Enhanced Encoder-Decoder Architecture for Accurate Monocular Depth Estimation

TL;DR

This paper addresses monocular depth estimation from a single image by proposing an encoder–decoder network that uses Inception-ResNet-v2 as the encoder to achieve multi-scale feature extraction. It introduces a composite loss combining depth, gradient-edge, and SSIM terms to balance accuracy and structural fidelity, achieving state-of-the-art results on NYU Depth V2 and highly efficient inference on KITTI (~0.019 s). The approach demonstrates strong indoor/outdoor generalization, with ARE ≈ 0.064, RMSE ≈ 0.228, and δ<1.25 ≈ 0.893 on NYU Depth V2, while maintaining a significant efficiency advantage over vision transformers, making it suitable for real-time applications. The work also provides ablation insights into layer-wise IRv2 features and loss-component contributions, and discusses deployment considerations and avenues for further reducing computational cost.

Abstract

Estimating depth from a single 2D image is a challenging task due to the lack of stereo or multi-view data, which are typically required for depth perception. In state-of-the-art architectures, the main challenge is to efficiently capture complex objects and fine-grained details, which are often difficult to predict. This paper introduces a novel deep learning-based approach using an enhanced encoder-decoder architecture, where the Inception-ResNet-v2 model serves as the encoder. This is the first instance of utilizing Inception-ResNet-v2 as an encoder for monocular depth estimation, demonstrating improved performance over previous models. It incorporates multi-scale feature extraction to enhance depth prediction accuracy across various object sizes and distances. We propose a composite loss function comprising depth loss, gradient edge loss, and Structural Similarity Index Measure (SSIM) loss, with fine-tuned weights to optimize the weighted sum, ensuring a balance across different aspects of depth estimation.
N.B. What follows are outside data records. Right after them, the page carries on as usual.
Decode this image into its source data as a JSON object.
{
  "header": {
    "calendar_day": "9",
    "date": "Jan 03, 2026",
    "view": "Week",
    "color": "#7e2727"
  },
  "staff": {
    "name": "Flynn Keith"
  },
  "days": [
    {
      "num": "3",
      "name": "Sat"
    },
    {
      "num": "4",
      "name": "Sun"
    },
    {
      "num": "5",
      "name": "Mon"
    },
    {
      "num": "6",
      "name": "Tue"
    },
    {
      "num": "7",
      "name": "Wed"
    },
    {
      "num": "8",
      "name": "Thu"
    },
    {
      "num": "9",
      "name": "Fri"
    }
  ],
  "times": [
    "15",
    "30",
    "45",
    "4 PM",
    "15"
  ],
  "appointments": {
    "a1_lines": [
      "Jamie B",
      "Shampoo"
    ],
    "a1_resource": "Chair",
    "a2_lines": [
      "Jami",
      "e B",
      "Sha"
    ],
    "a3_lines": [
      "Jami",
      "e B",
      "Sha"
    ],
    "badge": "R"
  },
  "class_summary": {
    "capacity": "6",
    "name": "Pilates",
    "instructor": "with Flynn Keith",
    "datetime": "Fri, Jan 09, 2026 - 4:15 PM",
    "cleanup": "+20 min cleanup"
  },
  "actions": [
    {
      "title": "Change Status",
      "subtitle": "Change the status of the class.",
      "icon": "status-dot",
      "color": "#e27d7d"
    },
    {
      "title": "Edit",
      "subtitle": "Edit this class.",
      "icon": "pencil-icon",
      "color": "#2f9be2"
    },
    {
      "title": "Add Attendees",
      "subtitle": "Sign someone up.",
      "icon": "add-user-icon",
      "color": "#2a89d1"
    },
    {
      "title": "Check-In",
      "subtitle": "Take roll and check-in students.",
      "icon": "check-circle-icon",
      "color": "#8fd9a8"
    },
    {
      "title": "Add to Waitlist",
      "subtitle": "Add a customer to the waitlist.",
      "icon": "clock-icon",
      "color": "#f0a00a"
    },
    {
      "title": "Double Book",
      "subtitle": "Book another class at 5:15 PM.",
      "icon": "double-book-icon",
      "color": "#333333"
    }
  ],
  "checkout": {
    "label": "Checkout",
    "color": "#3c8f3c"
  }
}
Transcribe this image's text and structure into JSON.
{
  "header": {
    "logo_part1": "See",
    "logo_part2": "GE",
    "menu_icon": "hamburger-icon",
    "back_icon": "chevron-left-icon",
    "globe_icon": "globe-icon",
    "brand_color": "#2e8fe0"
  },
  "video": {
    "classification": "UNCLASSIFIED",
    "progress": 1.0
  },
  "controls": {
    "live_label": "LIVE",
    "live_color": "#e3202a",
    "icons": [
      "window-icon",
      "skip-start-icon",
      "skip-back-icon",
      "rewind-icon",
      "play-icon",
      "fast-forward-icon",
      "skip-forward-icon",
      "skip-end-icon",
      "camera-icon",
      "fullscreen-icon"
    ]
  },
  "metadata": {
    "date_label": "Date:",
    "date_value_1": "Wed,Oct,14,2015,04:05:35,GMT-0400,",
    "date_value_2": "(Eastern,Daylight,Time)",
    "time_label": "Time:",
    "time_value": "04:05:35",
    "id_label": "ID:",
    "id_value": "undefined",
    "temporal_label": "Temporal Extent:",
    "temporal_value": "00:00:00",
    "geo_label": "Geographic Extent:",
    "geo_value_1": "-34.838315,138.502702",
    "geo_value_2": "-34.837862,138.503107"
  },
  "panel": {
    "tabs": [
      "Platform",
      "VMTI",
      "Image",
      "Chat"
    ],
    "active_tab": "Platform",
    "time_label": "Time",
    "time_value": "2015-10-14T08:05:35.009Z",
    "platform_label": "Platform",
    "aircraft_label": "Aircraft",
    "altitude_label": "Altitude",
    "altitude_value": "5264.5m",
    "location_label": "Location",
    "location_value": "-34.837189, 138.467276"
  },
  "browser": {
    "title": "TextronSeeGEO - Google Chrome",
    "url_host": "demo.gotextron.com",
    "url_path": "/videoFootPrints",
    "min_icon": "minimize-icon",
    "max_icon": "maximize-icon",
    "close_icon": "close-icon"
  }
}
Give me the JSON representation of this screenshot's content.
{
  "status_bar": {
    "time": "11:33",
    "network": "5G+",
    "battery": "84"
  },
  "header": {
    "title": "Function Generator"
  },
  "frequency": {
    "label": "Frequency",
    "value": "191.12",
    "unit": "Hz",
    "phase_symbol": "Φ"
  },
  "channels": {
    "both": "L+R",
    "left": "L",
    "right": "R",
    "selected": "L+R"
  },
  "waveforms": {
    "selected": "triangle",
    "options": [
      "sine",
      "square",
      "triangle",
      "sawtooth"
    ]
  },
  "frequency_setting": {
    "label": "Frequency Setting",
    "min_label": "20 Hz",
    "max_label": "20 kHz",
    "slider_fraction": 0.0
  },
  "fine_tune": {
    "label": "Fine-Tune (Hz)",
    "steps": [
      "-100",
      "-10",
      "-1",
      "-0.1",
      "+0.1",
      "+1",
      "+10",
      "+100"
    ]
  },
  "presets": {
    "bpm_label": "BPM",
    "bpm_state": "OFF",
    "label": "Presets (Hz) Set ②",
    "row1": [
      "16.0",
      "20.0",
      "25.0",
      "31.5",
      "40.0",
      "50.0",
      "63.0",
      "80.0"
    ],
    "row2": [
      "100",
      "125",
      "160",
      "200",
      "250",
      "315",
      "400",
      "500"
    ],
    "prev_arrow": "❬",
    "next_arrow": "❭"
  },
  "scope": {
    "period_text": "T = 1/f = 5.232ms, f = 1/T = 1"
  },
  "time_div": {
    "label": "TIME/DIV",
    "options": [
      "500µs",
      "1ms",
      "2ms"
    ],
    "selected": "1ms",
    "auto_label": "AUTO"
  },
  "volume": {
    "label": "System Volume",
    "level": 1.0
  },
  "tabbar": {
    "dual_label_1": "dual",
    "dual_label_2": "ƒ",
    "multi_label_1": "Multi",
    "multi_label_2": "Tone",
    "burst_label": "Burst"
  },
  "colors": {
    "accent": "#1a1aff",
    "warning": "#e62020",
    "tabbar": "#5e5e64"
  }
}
Experimental results on the KITTI dataset show that our model achieves a significantly faster inference time of 0.019 seconds, outperforming vision transformers in efficiency while maintaining good accuracy. On the NYU Depth V2 dataset, the model establishes state-of-the-art performance, with an Absolute Relative Error (ARE) of 0.064, a Root Mean Square Error (RMSE) of 0.228, and an accuracy of 89.3% for $δ$ < 1.25. These metrics demonstrate that our model can accurately and efficiently predict depth even in challenging scenarios, providing a practical solution for real-time applications.

Figures (14)

• Figure 1: An outline of our network (encoder-decoder) architecture. The encoder uses a pre-trained Inception-ResNet-v2 (IRv2) networkarchitecture_encoder_IRv2 network, consisting of several Inception-ResNet blocks (A, B, and C) and reduction layers. The decoder consists of convolutional layers that process the upsampled output from the previous layer, combined with the corresponding feature maps from the encoder.
• Figure 2: The process of generating a color map by mapping depth information from a grayscale image through an encoder-decoder network.
• Figure 3: Schematic Representation of Inception-Resnet A (IR-A), Reduction A (R-A), Inception-Resnet B (IR-B), Reduction B (R-B), and Inception-Resnet C (IR-C) Block
• Figure 4: Illustration of multi-scale feature extraction in Inception-ResNet v2, showcasing parallel branches with varying filter sizes and combining features across different scales.
• Figure 5: Layer-by-layer feature map representation within the encoder-decoder network architecture, with Inception-ResNet-v2 (IRv2) as the encoder, designed for depth map generation.